Mr John Odai-Tettey, Central Regional Manager of the FDA, said it was a professional responsibility for healthcare providers to report ADR and ensure that patients also do same.

Addressing healthcare providers, pharmacist and officials of the FDA at an Institutional Contact Persons (ICPs) training workshop in Cape Coast, he said reporting outcomes of ADR would help the FDA detect fake products on the markets.

It would also protect patients from unnecessary harm and build public confidence in the healthcare delivery system of the country.

He said the inability of healthcare professionals and patients to report outcomes of ADR experienced was an affront to FDA’s efforts to ensure consumer safety.

The training, sponsored by the United Kingdom’s (UK) Department for International Development, was to introduce participants to pharmacovigilance and patient safety available tools, information and skills to ensure smooth reportage on ADR.

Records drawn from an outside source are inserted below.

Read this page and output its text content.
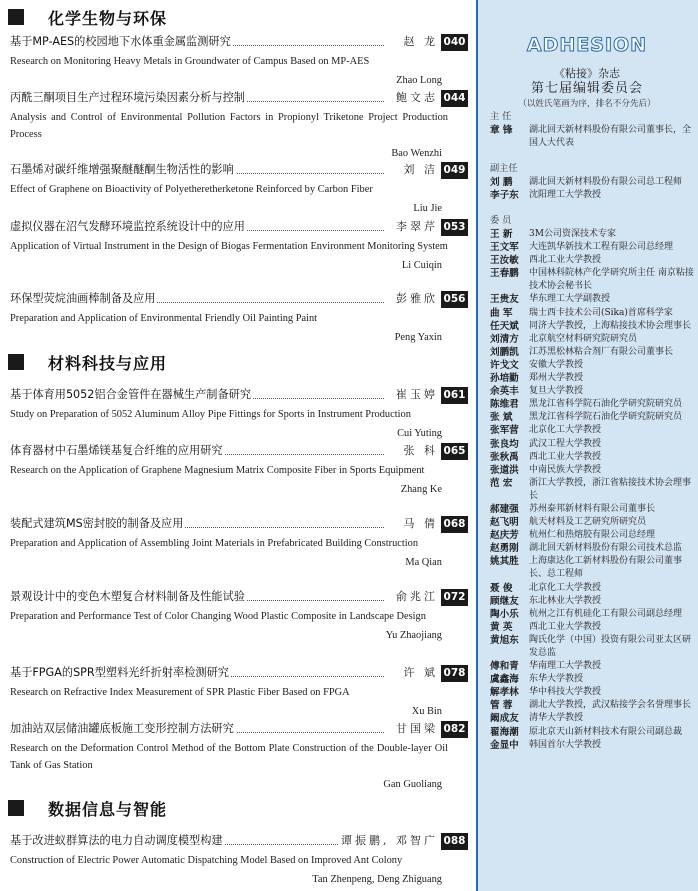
化学生物与环保
基于MP-AES的校园地下水体重金属监测研究	赵 龙 040
Research on Monitoring Heavy Metals in Groundwater of Campus Based on MP-AES
Zhao Long
丙酰三酮项目生产过程环境污染因素分析与控制	鲍文志 044
Analysis and Control of Environmental Pollution Factors in Propionyl Triketone Project Production Process
Bao Wenzhi
石墨烯对碳纤维增强聚醚醚酮生物活性的影响	刘 洁 049
Effect of Graphene on Bioactivity of Polyetheretherketone Reinforced by Carbon Fiber
Liu Jie
虚拟仪器在沼气发酵环境监控系统设计中的应用	李翠芹 053
Application of Virtual Instrument in the Design of Biogas Fermentation Environment Monitoring System
Li Cuiqin
环保型荧烷油画棒制备及应用	彭雅欣 056
Preparation and Application of Environmental Friendly Oil Painting Paint
Peng Yaxin
材料科技与应用
基于体育用5052铝合金管件在器械生产制备研究	崔玉婷 061
Study on Preparation of 5052 Aluminum Alloy Pipe Fittings for Sports in Instrument Production
Cui Yuting
体育器材中石墨烯镁基复合纤维的应用研究	张 科 065
Research on the Application of Graphene Magnesium Matrix Composite Fiber in Sports Equipment
Zhang Ke
装配式建筑MS密封胶的制备及应用	马 倩 068
Preparation and Application of Assembling Joint Materials in Prefabricated Building Construction
Ma Qian
景观设计中的变色木塑复合材料制备及性能试验	俞兆江 072
Preparation and Performance Test of Color Changing Wood Plastic Composite in Landscape Design
Yu Zhaojiang
基于FPGA的SPR型塑料光纤折射率检测研究	许 斌 078
Research on Refractive Index Measurement of SPR Plastic Fiber Based on FPGA
Xu Bin
加油站双层储油罐底板施工变形控制方法研究	甘国梁 082
Research on the Deformation Control Method of the Bottom Plate Construction of the Double-layer Oil Tank of Gas Station
Gan Guoliang
数据信息与智能
基于改进蚁群算法的电力自动调度模型构建	谭振鹏, 邓智广 088
Construction of Electric Power Automatic Dispatching Model Based on Improved Ant Colony
Tan Zhenpeng, Deng Zhiguang
ADHESION
《粘接》杂志
第七届编辑委员会
（以姓氏笔画为序，排名不分先后）
主 任
章 锋	湖北回天新材料股份有限公司董事长，全国人大代表
副主任
刘 鹏	湖北回天新材料股份有限公司总工程师
李子东	沈阳理工大学教授
委 员
王 新	3M公司资深技术专家
王文军	大连凯华新技术工程有限公司总经理
王汝敏	西北工业大学教授
王春鹏	中国林科院林产化学研究所主任 南京粘接技术协会秘书长
王贵友	华东理工大学副教授
曲 军	瑞士西卡技术公司(Sika)首席科学家
任天斌	同济大学教授，上海粘接技术协会理事长
刘清方	北京航空材料研究院研究员
刘鹏凯	江苏黑松林粘合剂厂有限公司董事长
许戈文	安徽大学教授
孙培勤	郑州大学教授
余英丰	复旦大学教授
陈维君	黑龙江省科学院石油化学研究院研究员
张 斌	黑龙江省科学院石油化学研究院研究员
张军营	北京化工大学教授
张良均	武汉工程大学教授
张秋禹	西北工业大学教授
张道洪	中南民族大学教授
范 宏	浙江大学教授，浙江省粘接技术协会理事长
郝建强	苏州泰邦新材料有限公司董事长
赵飞明	航天材料及工艺研究所研究员
赵庆芳	杭州仁和热熔胶有限公司总经理
赵勇刚	湖北回天新材料股份有限公司技术总监
姚其胜	上海康达化工新材料股份有限公司董事长、总工程师
聂 俊	北京化工大学教授
顾继友	东北林业大学教授
陶小乐	杭州之江有机硅化工有限公司副总经理
黄 英	西北工业大学教授
黄旭东	陶氏化学（中国）投资有限公司亚太区研发总监
傅和青	华南理工大学教授
虞鑫海	东华大学教授
解孝林	华中科技大学教授
管 蓉	湖北大学教授，武汉粘接学会名誉理事长
阚成友	清华大学教授
翟海潮	原北京天山新材料技术有限公司副总裁
金显中	韩国首尔大学教授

Mr Odai-Tettey explained that the objective of the training was to improve early identification of medicine safety issues through increased reporting by Institutional Contact Persons (ICPs) to champion and coordinate pharmacovigilance in their facilities.

The training formed part of FDA’s collaborative efforts to effectively engage with health care professionals and patients to report on all suspected cases of adverse drug reactions.

According to him, medicine safety should be of significant importance to prescribers as well as dispensers to prevent patients from suffering a secondary ailment as a result of the medicine they prescribed.

Mr Jesus Christ Otchere, Regional Regulatory Officer of the FDA, indicated that an effective parmacovigilance system would help in gathering enough data on products registered and how they fared on the market.

He said it would also help detect products that were fake or substandard and others that did not meet the specifications by which they were given market authorisation.

As part of efforts to improve pharmacovigilance in the country, pharmacovigilance courses had been introduced into the curricular of medical, pharmacy and nursing training institutions.

The idea, Mr Okyere said was to produce healthcare professionals with relevant knowledge on safety and effective monitoring of medicines to promote patient safety.

The FDA has developed an online database known as the “SafeWatch System” to facilitate the smooth submission of ADR reports by the institutional contact persons at the various health facilities.